The average price of a previously rented home is £190,000, 25 per cent below the average value of an owned home. These properties appeal to first-time buyers who often want to buy cheaper doer-upper homes.
The increased supply of cheaper homes will be supporting sales activity from first-time buyers (an important group who accounted for over one in three sales last year) in the market.
Zoopla says the decline in house prices since last autumn has been modest in comparison to some expectations.
The biggest impact of higher mortgage rates and the cost of living is on sales volumes which, while starting to rebound, are on track to be 20 per cent lower than last year.
The impact of mortgage rates on house prices has been tempered by mortgage regulations introduced in 2015. All new borrowers have had to prove to their bank that they can afford six to seven per cent mortgage rates even though they might have been paying one or two per cent. This means that the market has been effectively operating at higher mortgage rates.
The portal claims banks are currently testing whether borrowers can afford eight per cent mortgage rates which have squeezed more buyers out of the market.
The latest inflation figures have increased the likelihood of further interest rate rises which would result in mortgage rates increasing once again. This would impact demand and cut-short the current recovery in buyer confidence. The further mortgage rates edge above five per cent, the greater the impact will be on house prices.
Richard Donnell, executive director at Zoopla comments: “Falling mortgage rates in recent months together with the strength of the labour market has brought more buyers and sellers into the market.

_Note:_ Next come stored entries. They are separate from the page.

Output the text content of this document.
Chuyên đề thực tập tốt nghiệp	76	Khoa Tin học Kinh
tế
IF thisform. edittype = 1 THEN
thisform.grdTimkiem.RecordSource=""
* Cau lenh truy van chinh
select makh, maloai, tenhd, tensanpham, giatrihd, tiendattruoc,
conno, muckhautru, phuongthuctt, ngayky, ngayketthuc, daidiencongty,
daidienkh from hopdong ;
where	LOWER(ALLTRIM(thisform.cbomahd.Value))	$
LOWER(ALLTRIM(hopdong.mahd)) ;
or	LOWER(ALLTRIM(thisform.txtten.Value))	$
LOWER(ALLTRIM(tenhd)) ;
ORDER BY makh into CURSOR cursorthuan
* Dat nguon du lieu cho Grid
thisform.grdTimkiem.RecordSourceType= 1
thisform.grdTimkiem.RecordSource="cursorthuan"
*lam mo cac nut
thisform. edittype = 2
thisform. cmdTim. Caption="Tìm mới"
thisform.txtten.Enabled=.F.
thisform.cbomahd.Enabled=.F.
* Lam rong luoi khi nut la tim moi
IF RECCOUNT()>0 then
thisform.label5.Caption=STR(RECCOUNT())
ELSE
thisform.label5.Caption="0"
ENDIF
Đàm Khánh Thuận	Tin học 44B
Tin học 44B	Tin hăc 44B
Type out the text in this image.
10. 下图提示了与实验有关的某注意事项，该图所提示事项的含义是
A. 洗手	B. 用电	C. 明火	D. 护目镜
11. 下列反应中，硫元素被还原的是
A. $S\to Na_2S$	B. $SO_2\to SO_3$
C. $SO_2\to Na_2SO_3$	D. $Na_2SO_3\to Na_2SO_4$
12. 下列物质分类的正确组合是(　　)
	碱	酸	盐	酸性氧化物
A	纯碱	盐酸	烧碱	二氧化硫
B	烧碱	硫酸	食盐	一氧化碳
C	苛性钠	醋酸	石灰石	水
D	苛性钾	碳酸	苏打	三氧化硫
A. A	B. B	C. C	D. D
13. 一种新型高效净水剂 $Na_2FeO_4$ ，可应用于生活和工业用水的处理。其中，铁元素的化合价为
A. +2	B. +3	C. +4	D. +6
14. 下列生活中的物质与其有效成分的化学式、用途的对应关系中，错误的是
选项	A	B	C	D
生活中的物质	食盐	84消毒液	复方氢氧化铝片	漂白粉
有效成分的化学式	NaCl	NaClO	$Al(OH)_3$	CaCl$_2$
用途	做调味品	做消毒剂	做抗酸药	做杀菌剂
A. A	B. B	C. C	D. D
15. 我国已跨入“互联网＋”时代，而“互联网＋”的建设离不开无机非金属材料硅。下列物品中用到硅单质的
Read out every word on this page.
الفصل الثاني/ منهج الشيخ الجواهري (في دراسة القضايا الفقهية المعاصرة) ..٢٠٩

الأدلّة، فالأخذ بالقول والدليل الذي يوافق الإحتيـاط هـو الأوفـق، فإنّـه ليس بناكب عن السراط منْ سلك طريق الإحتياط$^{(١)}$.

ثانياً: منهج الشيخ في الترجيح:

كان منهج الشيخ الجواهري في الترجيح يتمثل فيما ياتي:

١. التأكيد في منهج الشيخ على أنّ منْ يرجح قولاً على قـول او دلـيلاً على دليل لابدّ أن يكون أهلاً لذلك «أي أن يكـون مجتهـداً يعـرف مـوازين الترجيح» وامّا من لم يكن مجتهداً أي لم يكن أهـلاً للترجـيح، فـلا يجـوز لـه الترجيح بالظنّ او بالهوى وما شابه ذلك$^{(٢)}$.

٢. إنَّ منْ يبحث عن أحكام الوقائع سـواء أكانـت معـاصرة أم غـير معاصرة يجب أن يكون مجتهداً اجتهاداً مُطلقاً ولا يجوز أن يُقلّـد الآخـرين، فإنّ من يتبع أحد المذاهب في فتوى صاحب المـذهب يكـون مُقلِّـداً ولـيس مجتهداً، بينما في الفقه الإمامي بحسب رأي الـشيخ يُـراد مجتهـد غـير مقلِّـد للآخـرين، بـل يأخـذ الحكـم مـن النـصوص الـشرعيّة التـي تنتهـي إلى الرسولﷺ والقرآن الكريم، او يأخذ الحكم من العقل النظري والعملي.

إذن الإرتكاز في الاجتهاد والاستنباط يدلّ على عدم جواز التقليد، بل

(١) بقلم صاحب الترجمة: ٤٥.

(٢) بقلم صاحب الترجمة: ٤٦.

There are still fewer buyers in the market than a year ago, but sales are still being agreed with more homes to choose from.
“Sellers shouldn’t get carried away by more positive data on the housing market and need to price their homes realistically if they are serious about moving home in 2023. Home buyers remain price sensitive with one eye firmly on the outlook for the economy, the cost of living and the trajectory of mortgage rates which appear likely to edge higher in the coming weeks.”